Isso ocorreu porque a votação na sessão do Congresso Nacional foi dividida em duas partes. Primeiro, foram votados por meio de uma cédula os vetos que estavam dentro do acordo firmado pelos líderes partidários. As cédulas são preenchidas pelos parlamentares, de acordo com a orientação das lideranças das legendas ou grupos, como os de oposição ou de frentes parlamentares. Na segunda parte da sessão foram votados os vetos destacados.
A manutenção desses vetos se deu em razão de um acordo da oposição com o governo Lula. A liderança do governo se comprometeu a não questionar a decisão do Congresso no Supremo Tribunal Federal (STF).
Em setembro, o STF havia julgado uma ação e rejeitou a tese do marco temporal. Foi isso que motivou o Congresso a retomar o assunto, que estava em tramitação há 16 anos. O PL 490/07 foi aprovado na Câmara e no Senado, mas foi vetado parcialmente pelo presidente Lula. A oposição se mobilizou, então, para derrubar esses vetos.
A votação dos vetos do marco temporal havia sido adiada no último dia 9, por falta de entendimento sobre outros vetos e projetos que estavam sendo debatidos. “Tínhamos uma lista com cerca de 50 vetos [além dos vetos ao marco temporal]. As lideranças estavam querendo prioridade de um veto, de outro, além de destaques. Aí, não se chegou nesse acordo [para votação]”, explicou o presidente da Frente Parlamentar da Agropecuária (FPA), deputado Pedro Lupion (PP-PR), após o adiamento.
Esquerda x agronegócio
A tese do marco temporal é rejeitada pela esquerda, que argumenta que todas as terras brasileiras já foram terras indígenas e, portanto, podem ser requeridas por povos indígenas que tenham habitado nessas áreas em qualquer tempo.
Já para os parlamentares da Frente Parlamentar da Agropecuária (FPA) é preciso garantir o direito de propriedade àqueles que adquiriram suas terras de boa-fé, com títulos públicos emitidos pelo governo, na maior parte dos casos.
O temor do agro é que, sem o marco temporal, cria-se um cenário de insegurança jurídica que prejudique investimentos no setor. Isso porque, na prática, qualquer porção do território nacional pode ser alvo de demarcação de terras indígenas.
Pelas demarcações em vigor atualmente, 117 mil hectares do país são reservas indígenas, segundo dados do Instituto Socioambiental.
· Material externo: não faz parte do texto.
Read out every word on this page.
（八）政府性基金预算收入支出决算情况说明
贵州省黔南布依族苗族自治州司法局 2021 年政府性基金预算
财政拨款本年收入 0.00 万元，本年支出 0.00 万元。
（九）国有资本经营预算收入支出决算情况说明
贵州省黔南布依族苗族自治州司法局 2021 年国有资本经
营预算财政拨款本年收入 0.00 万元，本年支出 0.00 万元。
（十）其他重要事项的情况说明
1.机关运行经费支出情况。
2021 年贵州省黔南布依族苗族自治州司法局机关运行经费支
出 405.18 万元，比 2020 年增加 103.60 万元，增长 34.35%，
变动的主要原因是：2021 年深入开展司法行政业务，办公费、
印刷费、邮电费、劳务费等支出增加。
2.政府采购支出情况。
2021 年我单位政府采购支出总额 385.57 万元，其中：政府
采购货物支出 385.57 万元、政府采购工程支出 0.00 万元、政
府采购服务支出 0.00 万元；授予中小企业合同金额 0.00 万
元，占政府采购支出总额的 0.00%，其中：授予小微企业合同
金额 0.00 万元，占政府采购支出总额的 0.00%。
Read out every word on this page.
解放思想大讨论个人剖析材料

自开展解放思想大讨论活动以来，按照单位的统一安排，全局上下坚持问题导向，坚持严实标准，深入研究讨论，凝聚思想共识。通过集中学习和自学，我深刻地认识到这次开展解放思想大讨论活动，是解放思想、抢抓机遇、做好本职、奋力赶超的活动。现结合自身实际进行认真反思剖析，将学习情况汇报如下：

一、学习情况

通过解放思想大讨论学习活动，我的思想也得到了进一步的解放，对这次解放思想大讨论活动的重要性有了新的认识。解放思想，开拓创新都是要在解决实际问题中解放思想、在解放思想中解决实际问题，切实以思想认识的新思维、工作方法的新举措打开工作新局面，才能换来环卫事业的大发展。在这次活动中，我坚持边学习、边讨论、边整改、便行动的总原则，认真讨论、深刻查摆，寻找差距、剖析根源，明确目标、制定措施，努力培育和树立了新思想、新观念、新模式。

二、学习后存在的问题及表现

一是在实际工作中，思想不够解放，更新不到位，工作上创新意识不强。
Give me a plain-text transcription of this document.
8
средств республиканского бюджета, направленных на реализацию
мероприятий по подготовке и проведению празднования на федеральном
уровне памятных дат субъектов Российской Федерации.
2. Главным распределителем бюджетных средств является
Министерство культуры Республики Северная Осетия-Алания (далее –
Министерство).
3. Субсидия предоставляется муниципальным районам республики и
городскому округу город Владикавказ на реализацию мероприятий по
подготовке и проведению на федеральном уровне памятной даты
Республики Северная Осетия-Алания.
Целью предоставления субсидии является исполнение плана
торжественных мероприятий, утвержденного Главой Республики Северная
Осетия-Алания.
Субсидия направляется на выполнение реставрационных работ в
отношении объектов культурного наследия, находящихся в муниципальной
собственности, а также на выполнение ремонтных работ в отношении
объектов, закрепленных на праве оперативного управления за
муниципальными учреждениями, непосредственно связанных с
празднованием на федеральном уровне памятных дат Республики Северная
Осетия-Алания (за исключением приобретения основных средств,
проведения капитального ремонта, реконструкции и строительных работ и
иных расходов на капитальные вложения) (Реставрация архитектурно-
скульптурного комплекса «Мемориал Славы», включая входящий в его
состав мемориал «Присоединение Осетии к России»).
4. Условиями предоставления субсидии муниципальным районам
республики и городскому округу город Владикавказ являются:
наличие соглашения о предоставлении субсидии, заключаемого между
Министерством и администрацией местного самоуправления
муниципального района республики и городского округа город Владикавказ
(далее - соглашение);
A população indígena é de cerca de 1,6 milhão de indivíduos, segundo o IBGE. Em média, isso significa que cada indígena brasileiro tem direito a uma área equivalente a 99 campos de futebol.
Pelo texto que passa a vigorar com a derrubada dos vetos, para que uma área seja considerada "tradicionalmente ocupada" pelos indígenas, é necessário comprovar que ela era habitada pela comunidade indígena até 5 de outubro de 1988, era usada de forma permanente e para atividades produtivas, era essencial para a reprodução física e cultural dos indígenas, bem como para a preservação dos recursos ambientais necessários ao seu bem-estar. Terras que não estavam ocupadas por indígenas e não eram objeto de disputa na data do marco temporal não podem ser demarcadas.
O projeto de lei também permite a exploração econômica das terras indígenas, incluindo a possibilidade de cooperação ou contratação de não indígenas. Para celebrar contratos com não indígenas, é necessário obter a aprovação da comunidade, garantir a manutenção da posse da terra e proporcionar benefícios para toda a comunidade.
Dentre as atividades econômicas liberadas está o turismo, que também pode ser explorado nas terras indígenas, desde que seja organizado pela própria comunidade indígena, mesmo que em parceria com terceiros. A pesca, a caça e a coleta de frutos são autorizadas para não indígenas apenas se estiverem relacionadas ao turismo.